Since the programme was developed, studies have been carried out to look at its effects. Much of this research focuses on the psychological benefits, and intuitive eating has performed well against restrictive dieting. But studies looking at the food choices of intuitive eaters have also found that they are more likely to consume a wider variety of foods. This is good because it means consuming a wider range of nutrients.

Intuitive eating won’t come with recipes, meal plans or strict instructions, so it might seem daunting to begin with

Although weight loss is not the focus of intuitive eating, a recent review of about 25 studies also showed that people following this approach generally weigh less than those following restrictive diets. This is promising, but it’s still not conclusive, as the studies are generally small and focus on specific groups of people – so we don’t know whether they’d apply to everyone.

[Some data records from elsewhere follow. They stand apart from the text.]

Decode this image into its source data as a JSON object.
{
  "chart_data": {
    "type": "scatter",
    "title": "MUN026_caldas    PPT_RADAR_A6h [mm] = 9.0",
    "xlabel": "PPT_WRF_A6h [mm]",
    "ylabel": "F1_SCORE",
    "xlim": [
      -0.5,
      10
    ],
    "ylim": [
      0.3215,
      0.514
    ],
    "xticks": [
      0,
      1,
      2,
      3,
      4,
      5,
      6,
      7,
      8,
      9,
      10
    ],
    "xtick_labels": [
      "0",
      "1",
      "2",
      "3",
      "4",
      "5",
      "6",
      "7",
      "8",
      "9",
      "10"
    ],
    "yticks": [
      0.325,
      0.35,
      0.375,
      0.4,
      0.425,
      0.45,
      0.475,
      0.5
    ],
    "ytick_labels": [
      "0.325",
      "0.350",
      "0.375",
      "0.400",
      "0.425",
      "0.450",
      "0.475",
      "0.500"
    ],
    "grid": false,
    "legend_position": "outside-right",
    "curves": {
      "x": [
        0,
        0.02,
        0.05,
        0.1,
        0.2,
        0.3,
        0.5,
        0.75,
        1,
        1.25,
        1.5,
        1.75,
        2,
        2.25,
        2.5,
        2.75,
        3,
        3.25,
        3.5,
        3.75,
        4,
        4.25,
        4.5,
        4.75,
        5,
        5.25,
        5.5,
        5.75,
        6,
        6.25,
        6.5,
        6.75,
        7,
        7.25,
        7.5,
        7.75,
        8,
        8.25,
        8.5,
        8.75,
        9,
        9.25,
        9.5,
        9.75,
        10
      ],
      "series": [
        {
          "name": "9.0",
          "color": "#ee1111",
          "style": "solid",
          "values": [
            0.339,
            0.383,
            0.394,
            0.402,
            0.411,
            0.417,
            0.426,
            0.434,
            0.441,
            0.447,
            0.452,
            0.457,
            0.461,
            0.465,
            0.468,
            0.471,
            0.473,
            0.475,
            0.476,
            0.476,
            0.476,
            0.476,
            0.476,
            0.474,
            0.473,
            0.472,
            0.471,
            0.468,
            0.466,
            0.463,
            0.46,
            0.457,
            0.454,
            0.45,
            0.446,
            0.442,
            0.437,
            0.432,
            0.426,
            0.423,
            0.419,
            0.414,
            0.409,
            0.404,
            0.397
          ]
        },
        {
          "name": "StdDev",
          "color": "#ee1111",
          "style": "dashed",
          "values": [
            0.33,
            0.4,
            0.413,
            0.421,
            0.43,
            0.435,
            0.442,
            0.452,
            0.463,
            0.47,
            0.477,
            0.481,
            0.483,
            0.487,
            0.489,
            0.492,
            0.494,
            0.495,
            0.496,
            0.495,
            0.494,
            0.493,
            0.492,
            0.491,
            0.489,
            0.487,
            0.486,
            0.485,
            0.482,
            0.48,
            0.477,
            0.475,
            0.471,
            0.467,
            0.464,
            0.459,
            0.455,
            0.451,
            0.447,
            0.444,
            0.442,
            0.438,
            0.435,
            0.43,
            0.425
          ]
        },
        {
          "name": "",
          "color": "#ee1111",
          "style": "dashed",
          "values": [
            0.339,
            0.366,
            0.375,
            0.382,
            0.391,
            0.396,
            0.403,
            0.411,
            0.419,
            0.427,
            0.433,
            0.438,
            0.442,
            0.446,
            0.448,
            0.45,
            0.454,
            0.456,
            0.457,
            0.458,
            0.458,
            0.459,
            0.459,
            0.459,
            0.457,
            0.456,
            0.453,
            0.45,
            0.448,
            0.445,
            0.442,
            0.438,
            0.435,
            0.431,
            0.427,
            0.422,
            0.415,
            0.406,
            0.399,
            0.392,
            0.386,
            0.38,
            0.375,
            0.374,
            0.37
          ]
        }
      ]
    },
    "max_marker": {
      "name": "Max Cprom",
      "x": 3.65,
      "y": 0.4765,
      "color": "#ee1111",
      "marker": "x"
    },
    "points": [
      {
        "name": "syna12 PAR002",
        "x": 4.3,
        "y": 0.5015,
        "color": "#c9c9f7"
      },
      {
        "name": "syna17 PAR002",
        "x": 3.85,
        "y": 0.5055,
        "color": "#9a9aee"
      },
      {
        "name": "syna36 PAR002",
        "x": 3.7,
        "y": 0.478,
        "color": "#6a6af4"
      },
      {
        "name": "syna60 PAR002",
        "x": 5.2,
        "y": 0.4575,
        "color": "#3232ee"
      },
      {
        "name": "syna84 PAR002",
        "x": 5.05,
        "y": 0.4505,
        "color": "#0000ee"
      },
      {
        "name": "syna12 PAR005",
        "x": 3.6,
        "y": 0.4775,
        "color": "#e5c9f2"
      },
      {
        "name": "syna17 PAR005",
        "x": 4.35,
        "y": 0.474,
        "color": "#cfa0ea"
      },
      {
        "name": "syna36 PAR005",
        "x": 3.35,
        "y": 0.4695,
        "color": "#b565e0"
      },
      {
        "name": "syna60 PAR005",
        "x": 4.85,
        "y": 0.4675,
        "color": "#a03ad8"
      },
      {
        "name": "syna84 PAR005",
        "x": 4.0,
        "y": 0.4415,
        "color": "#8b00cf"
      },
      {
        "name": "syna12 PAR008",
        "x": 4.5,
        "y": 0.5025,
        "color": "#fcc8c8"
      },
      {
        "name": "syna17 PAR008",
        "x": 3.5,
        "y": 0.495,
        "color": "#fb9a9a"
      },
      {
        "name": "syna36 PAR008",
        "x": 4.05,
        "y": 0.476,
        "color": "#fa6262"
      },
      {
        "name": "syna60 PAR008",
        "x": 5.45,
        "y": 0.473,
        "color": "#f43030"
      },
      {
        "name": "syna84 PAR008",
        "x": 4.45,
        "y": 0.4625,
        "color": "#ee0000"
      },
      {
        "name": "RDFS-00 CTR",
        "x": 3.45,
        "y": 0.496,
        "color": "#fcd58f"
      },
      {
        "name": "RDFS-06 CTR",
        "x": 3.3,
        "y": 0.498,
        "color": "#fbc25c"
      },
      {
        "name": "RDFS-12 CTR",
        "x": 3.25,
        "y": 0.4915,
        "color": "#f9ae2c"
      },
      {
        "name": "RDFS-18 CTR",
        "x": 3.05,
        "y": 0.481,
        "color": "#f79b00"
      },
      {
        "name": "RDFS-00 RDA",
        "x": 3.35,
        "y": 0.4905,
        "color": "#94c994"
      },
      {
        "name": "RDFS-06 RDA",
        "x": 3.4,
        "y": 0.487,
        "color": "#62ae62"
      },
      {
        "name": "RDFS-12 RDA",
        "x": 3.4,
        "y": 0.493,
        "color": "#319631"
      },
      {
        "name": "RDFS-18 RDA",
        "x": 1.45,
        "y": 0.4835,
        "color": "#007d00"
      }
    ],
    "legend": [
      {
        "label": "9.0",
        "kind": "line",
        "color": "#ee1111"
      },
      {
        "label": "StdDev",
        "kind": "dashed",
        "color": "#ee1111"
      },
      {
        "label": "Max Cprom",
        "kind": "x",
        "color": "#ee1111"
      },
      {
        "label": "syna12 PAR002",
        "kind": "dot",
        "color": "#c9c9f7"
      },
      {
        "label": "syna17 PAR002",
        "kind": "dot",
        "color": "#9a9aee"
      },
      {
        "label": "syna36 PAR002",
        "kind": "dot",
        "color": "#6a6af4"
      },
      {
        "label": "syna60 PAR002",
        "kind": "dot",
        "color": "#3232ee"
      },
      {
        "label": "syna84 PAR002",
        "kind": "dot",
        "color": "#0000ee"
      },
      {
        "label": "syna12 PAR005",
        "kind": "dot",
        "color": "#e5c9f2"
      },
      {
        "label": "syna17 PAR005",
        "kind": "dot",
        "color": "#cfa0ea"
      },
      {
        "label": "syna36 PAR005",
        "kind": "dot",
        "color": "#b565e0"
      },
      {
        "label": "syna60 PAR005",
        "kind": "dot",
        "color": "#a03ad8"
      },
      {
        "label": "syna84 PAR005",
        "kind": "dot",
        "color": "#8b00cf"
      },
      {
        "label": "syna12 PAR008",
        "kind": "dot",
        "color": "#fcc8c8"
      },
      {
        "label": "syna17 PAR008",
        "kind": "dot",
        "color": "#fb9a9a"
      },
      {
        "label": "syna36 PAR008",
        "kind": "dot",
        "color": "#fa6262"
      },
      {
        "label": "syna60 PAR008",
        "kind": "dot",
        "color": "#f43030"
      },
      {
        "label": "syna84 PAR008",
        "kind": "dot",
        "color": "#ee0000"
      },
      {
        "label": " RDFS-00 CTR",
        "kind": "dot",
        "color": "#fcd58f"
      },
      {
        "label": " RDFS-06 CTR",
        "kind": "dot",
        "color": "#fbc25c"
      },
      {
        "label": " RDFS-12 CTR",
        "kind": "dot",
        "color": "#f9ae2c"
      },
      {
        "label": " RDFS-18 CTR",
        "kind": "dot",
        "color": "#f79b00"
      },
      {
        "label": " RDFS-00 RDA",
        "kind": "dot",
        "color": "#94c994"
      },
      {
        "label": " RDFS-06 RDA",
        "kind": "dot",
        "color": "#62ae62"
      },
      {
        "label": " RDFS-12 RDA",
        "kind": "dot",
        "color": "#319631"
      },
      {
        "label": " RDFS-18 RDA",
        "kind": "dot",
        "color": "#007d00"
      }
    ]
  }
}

If you want to try intuitive eating, be aware that it won’t come with recipes, meal plans or strict instructions, so it might seem daunting to begin with, especially if you’re used to following restrictive diets. It’s a process of re-learning your relationship with food, so it will take time.

For it to work, it’s important to embrace all 10 principles. This can mean there is some trial and error as you not only start to eat what you want, but also recognise hunger and fullness and begin to understand how to make the right choices for your body.

Whether you try intuitive eating or not, it’s worth remembering its first principle. Long-term health means a long-term approach to healthy eating, not short-term diets.